What’s going on in the biggest newspaper in the country?

“Thank God I am no longer working for Kompas….”

It is a shocking phrase that I heard from a journalist friend who just resigned from Kompas a few months ago. She was telling me the story about how the biggest and most influential newspaper in Indonesia has poorly treated its own journalist Bambang Wisodo. So I asked her “Why did you say that?”

Here’s what she told me:

Bambang Wisodo is not a junior reporter in Kompas. Before being sacked, he was last assigned with the humaniora desk. Over the last eight years, Bambang, who is one of the AJI (aliansi Jurnalis Independen) founders, was actively fighting to win back the 20% shares belonging to the employees in Kompas. As a result of being too outspoken, according to my source, the boss in Kompas was always trying to find reason to get Bambang assigned outside Jakarta. Aware that it was all politics to shut him up, Bambang would always refuse to be posted outside Jakarta. At one point, he was suspended for his refusal. One day during the suspension period, Bambang came to Kompas, but he was stopped by the security guard before entering the premises. Bambang insisted to enter because, despite that he was under suspension, he is still an employee of Kompas. Then the Pemred came out and handed him the PHK letter. Not only that, according to the story, Bambang was then dragged out of the premises by the security guards.
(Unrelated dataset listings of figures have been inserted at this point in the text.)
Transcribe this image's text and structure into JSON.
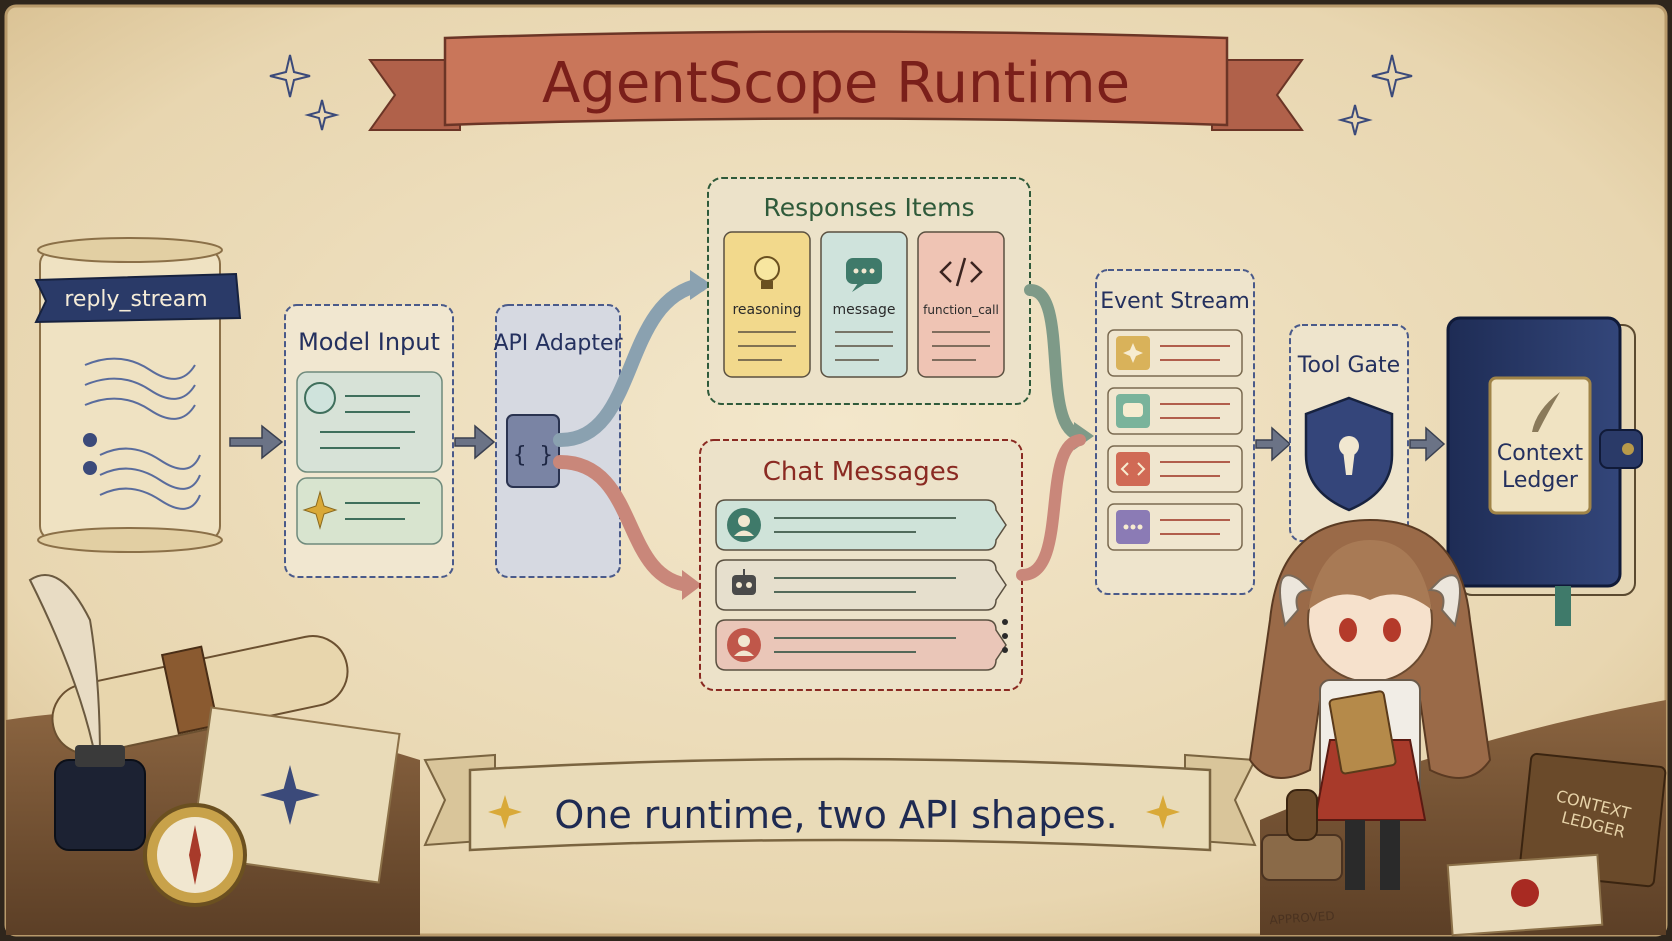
{
  "title": "AgentScope Runtime",
  "tagline": "One runtime, two API shapes.",
  "nodes": {
    "reply_stream": "reply_stream",
    "model_input": "Model Input",
    "api_adapter": "API Adapter",
    "adapter_glyph": "{ }",
    "responses_items": "Responses Items",
    "chat_messages": "Chat Messages",
    "event_stream": "Event Stream",
    "tool_gate": "Tool Gate",
    "context_ledger_line1": "Context",
    "context_ledger_line2": "Ledger"
  },
  "response_items": [
    {
      "label": "reasoning",
      "icon": "lightbulb-icon",
      "color": "#f2d98c"
    },
    {
      "label": "message",
      "icon": "chat-bubble-icon",
      "color": "#cfe3dc"
    },
    {
      "label": "function_call",
      "icon": "code-icon",
      "color": "#efc4b4"
    }
  ],
  "chat_rows": [
    {
      "role": "user",
      "icon": "user-avatar-icon",
      "color": "#cfe3d9"
    },
    {
      "role": "assistant",
      "icon": "robot-icon",
      "color": "#e6dfcd"
    },
    {
      "role": "user",
      "icon": "user-avatar-icon",
      "color": "#eac6b8"
    }
  ],
  "event_rows": [
    {
      "icon": "sparkle-icon",
      "color": "#d9b25a"
    },
    {
      "icon": "chat-bubble-icon",
      "color": "#7ab39b"
    },
    {
      "icon": "code-icon",
      "color": "#d06a55"
    },
    {
      "icon": "ellipsis-icon",
      "color": "#8b7bb5"
    }
  ],
  "props": {
    "crate_text_line1": "CONTEXT",
    "crate_text_line2": "LEDGER",
    "stamp_text": "APPROVED"
  },
  "colors": {
    "parchment": "#efe2c4",
    "ink_navy": "#24305e",
    "banner": "#c9765a",
    "title_ink": "#7a1f1a",
    "green_ink": "#2f5a3a",
    "red_ink": "#8a2a22"
  }
}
“Actually many employees of Kompas are now worried about their future. They ask a lot from their employees, while they don’t treat us fairly..” the girl said ending her story and leaving me in shock.

I still cannot believe that I’m hearing such a story about the most credible publication in the country. Where all those values that they always promote “menyuarakan amanat hati nurani rakyat?” because of this incident, many are questioning whether the values such as democracy, transparency, and fighting for human rights that always being voiced by Kompas are actually genuine.

One thing for sure, the almost impeccable image that it has built through the decades is now in danger.

But then again this is all just coming from one side. The great thing about blogs is that the accused can argue their case right here in this forum.

So, we're waiting to hear what Kompas has to say about this, or perhaps a fellow Kompas journalist who knows a different twist of this story?